Location: Hydrology and Remote Sensing LaboratoryTitle: Why predict climate hazards if we need to understand impacts? Mobile technologies could put humans back into the equation
|ENENKEL, M. - Columbia University - New York|
|BROWN, M.E. - University Of Maryland|
|VOGT, J.V. - European Commission-Joint Research Centre (JRC)|
|MCCARTY, J.L. - University Of Miami|
|BELL, A. - New York University|
|GUHA-SAPIR, D. - Universite Catholique|
|DORIGO, W.A. - Vienna University Of Technology|
|VASILAKY, K. - Columbia University - New York|
|SVOBODA, M. - University Of Nebraska|
|BONIFACIO, R. - World Food Programme|
|FUNK, C. - Collaborator|
|OSGOOD, D. - Columbia University - New York|
|HAIN, C. - Nasa Marshall Space Flight Center|
|VINCK, P. - Collaborator|
Submitted to: Climatic Change
Publication Type: Peer Reviewed Journal
Publication Acceptance Date: 9/25/2020
Publication Date: 10/9/2020
Citation: Enenkel, M., Brown, M., Vogt, J., Mccarty, J., Bell, A., Guha-Sapir, D., Dorigo, W., Vasilaky, K., Svoboda, M., Bonifacio, R., Anderson, M.C., Funk, C., Osgood, D., Hain, C., Vinck, P. 2020. Why predict climate hazards if we need to understand impacts? Mobile technologies could put humans back into the equation. Climatic Change. 162:1161–1176. https://doi.org/10.1007/s10584-020-02878-0.
Interpretive Summary: Drought is a well-studied climatic phenomenon with many indices that track the drivers and development of drought using geospatial datasets. Such datasets include precipitation and soil moisture deficits, and impacts on vegetation cover and crop conditions. Less well-tracked is geospatial information on socioeconomic impacts of drought, yet such information is critical for planning effective global drought humanitarian response and famine early warning systems. This paper describes an approach for collecting information on socioeconomic and environmental outcomes of drought via mobile technologies. Machine learning approaches can be implemented to identify and predict hot spots of impact using climate and vegetation forecasts as a trigger, toward better targeting of future response.

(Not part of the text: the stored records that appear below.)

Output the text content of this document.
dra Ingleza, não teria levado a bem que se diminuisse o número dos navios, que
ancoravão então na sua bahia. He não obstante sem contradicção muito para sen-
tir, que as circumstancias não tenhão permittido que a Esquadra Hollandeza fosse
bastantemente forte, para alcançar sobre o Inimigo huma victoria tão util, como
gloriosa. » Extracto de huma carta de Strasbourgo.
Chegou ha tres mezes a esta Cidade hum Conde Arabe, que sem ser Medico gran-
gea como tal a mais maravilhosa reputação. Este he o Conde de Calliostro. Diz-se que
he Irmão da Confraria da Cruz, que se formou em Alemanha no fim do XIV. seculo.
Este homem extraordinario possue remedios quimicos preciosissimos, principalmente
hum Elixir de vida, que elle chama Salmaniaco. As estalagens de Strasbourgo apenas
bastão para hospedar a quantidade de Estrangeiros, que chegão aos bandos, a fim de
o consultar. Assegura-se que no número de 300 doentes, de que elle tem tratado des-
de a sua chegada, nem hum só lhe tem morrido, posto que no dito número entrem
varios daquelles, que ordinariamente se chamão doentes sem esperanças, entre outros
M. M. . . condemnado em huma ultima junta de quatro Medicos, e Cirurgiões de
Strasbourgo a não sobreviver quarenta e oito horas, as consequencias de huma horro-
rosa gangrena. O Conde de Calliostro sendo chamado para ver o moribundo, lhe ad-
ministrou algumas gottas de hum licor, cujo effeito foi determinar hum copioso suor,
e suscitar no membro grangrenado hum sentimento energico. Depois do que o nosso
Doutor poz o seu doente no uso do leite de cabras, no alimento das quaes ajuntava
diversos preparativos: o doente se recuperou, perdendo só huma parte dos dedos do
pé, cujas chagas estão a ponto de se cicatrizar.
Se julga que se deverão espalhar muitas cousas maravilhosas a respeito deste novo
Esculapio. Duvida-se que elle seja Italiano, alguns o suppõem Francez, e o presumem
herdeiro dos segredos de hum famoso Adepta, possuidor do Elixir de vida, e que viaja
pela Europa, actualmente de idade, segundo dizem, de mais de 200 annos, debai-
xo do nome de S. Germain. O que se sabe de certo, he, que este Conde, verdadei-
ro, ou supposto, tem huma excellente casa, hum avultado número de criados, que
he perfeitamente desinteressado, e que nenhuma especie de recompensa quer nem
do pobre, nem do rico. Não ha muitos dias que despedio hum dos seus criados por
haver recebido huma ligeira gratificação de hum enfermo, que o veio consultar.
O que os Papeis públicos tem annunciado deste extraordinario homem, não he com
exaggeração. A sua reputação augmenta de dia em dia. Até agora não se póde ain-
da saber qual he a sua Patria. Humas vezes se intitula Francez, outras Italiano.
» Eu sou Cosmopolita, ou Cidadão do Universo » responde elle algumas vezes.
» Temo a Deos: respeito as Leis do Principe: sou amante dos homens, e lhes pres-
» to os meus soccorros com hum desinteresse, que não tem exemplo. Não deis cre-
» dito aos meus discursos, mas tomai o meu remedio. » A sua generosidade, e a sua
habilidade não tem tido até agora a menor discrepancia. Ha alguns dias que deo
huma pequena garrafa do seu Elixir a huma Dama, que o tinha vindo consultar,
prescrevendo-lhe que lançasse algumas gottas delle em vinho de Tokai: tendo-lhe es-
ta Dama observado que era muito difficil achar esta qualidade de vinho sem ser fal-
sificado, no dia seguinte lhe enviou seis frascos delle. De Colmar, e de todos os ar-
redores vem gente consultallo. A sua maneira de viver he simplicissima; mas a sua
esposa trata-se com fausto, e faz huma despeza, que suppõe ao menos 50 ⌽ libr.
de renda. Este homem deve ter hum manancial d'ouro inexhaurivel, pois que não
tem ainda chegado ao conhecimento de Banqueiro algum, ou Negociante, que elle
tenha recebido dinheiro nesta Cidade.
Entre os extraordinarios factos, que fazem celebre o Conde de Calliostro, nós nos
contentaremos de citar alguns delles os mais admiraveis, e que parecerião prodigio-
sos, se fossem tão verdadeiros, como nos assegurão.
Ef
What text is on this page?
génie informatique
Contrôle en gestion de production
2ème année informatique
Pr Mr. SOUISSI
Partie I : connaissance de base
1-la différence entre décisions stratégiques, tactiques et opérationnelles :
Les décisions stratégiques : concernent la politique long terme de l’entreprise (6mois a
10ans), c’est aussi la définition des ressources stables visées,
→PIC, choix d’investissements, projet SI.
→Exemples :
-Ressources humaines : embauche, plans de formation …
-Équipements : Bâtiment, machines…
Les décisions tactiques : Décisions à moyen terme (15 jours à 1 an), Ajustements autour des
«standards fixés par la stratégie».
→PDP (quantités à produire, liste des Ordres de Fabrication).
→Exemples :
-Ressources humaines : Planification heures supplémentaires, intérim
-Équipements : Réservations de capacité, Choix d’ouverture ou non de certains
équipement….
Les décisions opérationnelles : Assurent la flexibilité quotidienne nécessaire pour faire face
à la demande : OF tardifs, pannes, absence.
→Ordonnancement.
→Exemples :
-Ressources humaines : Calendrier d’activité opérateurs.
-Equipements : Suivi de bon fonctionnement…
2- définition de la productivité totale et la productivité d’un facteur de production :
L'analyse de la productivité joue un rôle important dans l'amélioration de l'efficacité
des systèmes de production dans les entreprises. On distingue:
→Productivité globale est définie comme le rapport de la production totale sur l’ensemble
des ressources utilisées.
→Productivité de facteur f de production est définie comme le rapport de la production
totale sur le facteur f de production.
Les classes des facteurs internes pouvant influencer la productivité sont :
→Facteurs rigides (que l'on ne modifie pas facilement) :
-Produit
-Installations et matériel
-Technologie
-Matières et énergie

Technical Abstract: Virtually all climate monitoring and forecasting efforts concentrate on hazards rather than impacts, which are a priority for planning response activities and the evaluation of mitigation strategies. Effective disaster risk management strategies need to consider the prevailing ‘human terrain’ to predict who is at risk and how communities will be affected. There has been little effort to align the spatiotemporal granularity of socioeconomic assessments with environmental monitoring, leaving methodical approaches like machine learning virtually untapped for pattern recognition of extreme climate impacts. While the request for “better” socioeconomic data is not new, we highlight the need to collect and analyse environmental and socioeconomic data together and discuss novel strategies for coordinated data collection via mobile technologies from a drought risk management perspective. A better temporal, spatial and contextual understanding of socioeconomic impacts of extreme climate conditions will help to establish complex causal pathways and quantitative proof about climate-attributable livelihood impacts.